L’or a atteint de nouveaux sommets, s’échangeant au-dessus de 2 400 $ à un moment donné vendredi avant de succomber à quelques prises de bénéfices. Ce qui est étrange dans cette hausse, c’est que les prix de l’or sont généralement inversement corrélés au dollar (dollar en baisse, or en hausse) et le dollar est en hausse ces derniers temps. L’or est également inversement corrélé aux taux d’intérêt réels (taux réels en baisse, or en hausse et vice versa) et les taux réels ont augmenté parallèlement aux prix de l’or.

Une autre chose dans l’ère post-COVID qui semble complètement désynchronisée par rapport à la façon dont nous nous attendions aux choses au cours des 40 dernières années. Pourquoi cela arrive-t-il? Une explication pratique a été les inquiétudes concernant la guerre au Moyen-Orient (et ailleurs, je suppose), puisque le dollar et l’or sont considérés comme des valeurs refuges. Cela est certainement possible et coïncide avec une hausse du prix du pétrole qui a également été imputée aux tensions au Moyen-Orient. Mais il existe d’autres raisons de s’attendre à une hausse de l’or et, à terme, à une baisse du dollar. L’or annonce peut-être simplement une évolution future du dollar.

La valeur du dollar est influencée par les variations du compte courant américain, qui, à son tour, est principalement influencé par les balances commerciale et budgétaire. À mesure que les déficits commerciaux et budgétaires s’aggravent, le déficit du compte courant s’aggrave également. Une aggravation du déficit du compte courant signifie essentiellement qu’il y a plus d’argent qui sort du pays qu’il n’en entre, ce qui a historiquement exercé une pression sur la monnaie du pays déficitaire. Les déficits commerciaux et budgétaires commencent à nouveau à se creuser. Dans le cas du commerce, cela est dû à l’augmentation de la consommation de biens et à la diminution des stocks, la même raison pour laquelle nous commençons à voir l’activité des usines reprendre. Dans le cas du déficit budgétaire, il s’agit, entre autres, de l’augmentation des paiements d’intérêts. L’amélioration constatée en 2022 et 2023 semble terminée.

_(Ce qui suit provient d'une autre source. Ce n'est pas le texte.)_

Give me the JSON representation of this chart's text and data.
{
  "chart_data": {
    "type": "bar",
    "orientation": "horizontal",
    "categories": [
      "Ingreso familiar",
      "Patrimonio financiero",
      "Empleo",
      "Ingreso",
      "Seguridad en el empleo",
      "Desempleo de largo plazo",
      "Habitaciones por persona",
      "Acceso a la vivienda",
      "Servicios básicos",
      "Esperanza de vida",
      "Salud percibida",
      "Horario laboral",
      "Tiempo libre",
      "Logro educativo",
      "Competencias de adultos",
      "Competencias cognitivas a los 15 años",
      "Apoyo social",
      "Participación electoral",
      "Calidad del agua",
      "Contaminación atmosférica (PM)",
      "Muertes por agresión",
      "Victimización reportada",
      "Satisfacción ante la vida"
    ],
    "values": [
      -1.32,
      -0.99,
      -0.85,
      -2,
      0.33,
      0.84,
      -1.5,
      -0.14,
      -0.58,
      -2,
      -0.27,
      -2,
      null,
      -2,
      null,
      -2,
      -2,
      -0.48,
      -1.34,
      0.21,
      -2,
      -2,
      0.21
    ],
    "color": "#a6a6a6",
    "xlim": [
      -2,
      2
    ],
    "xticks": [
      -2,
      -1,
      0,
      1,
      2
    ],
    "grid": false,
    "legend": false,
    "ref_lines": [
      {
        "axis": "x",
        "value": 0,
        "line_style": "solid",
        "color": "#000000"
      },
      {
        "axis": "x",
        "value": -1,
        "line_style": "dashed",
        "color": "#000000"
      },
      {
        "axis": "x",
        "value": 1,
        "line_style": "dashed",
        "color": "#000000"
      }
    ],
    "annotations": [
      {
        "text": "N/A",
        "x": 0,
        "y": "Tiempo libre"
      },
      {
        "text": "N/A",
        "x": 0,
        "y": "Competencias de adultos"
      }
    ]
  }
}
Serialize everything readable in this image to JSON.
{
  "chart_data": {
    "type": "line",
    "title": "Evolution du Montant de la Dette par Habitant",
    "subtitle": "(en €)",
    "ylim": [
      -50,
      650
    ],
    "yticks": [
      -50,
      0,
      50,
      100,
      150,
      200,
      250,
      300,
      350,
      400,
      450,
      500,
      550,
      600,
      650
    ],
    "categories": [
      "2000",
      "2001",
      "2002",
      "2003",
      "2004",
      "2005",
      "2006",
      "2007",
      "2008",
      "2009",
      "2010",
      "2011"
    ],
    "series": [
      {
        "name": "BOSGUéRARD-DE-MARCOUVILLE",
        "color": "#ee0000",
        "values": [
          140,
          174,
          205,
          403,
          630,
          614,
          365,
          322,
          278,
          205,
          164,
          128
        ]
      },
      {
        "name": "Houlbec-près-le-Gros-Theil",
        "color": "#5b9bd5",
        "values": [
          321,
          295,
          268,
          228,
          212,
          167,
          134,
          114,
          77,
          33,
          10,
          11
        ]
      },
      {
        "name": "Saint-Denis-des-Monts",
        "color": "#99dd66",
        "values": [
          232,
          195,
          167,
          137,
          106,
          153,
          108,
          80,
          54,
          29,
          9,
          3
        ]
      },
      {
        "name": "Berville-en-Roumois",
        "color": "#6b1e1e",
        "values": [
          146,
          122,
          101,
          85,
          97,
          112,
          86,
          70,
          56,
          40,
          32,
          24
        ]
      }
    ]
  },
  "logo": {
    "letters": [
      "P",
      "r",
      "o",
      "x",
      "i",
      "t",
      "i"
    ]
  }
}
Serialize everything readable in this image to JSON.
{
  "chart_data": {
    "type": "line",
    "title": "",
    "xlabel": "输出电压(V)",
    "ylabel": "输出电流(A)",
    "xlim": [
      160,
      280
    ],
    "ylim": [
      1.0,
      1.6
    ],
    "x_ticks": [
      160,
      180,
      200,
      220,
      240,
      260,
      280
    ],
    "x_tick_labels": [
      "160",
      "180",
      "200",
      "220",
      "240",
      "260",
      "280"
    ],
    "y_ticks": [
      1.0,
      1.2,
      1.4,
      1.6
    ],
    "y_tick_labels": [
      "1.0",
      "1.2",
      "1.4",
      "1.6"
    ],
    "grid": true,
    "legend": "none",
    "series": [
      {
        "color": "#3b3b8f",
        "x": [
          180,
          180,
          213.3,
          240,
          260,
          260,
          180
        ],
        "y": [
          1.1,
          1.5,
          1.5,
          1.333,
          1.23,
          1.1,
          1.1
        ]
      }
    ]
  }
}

Les données du compte courant du premier trimestre confirmeront probablement également leur détérioration.

Les rendements à 10 ans sont sortis du canal dans lequel ils se trouvaient au cours des 18 derniers mois, à la hausse. Le taux à 10 ans est dans une tendance haussière à court et moyen terme et je pense que nous devons nous préparer à ce que le taux teste le niveau de 5 % fixé en octobre dernier. Les publications économiques de la semaine prochaine seront scrutées pour déceler toute faiblesse économique avec des données sur les ventes au détail, deux enquêtes régionales de la Fed sur le secteur manufacturier, la production industrielle et le logement. Nous recevons également une mise à jour sur les indicateurs économiques avancés.

Je pense que la vraie question concernant les taux est de savoir s’il s’agit simplement d’une hausse cyclique ou si la tendance séculaire a changé. Si c’est le cas – et c’est certainement ce que je penche – cela nécessitera un changement dans notre allocation stratégique. Ce n’est pas quelque chose que nous faisons à la légère, nous devons donc en être sûrs, mais cela peut devenir nécessaire. 

Le dollar est également dans une tendance haussière à très court terme depuis le début de l’année mais n’est pas sorti de la fourchette dans laquelle il se trouve depuis fin 2022. L’objectif à court terme est évidemment le pic de 107 l’an dernier. Comme je l’ai expliqué plus haut, je pense qu’il y a de bonnes raisons de s’attendre à une baisse du dollar dans les années à venir en raison de nos déficits budgétaires et commerciaux. Mais le monde n’est pas toujours aussi logique et le dollar, malgré toutes nos dettes publiques, reste une valeur refuge. Et il y a de nombreuses raisons d’en vouloir un dès maintenant. Pour l’instant, la tendance à court terme est à la hausse et c’est tout ce que nous savons réellement.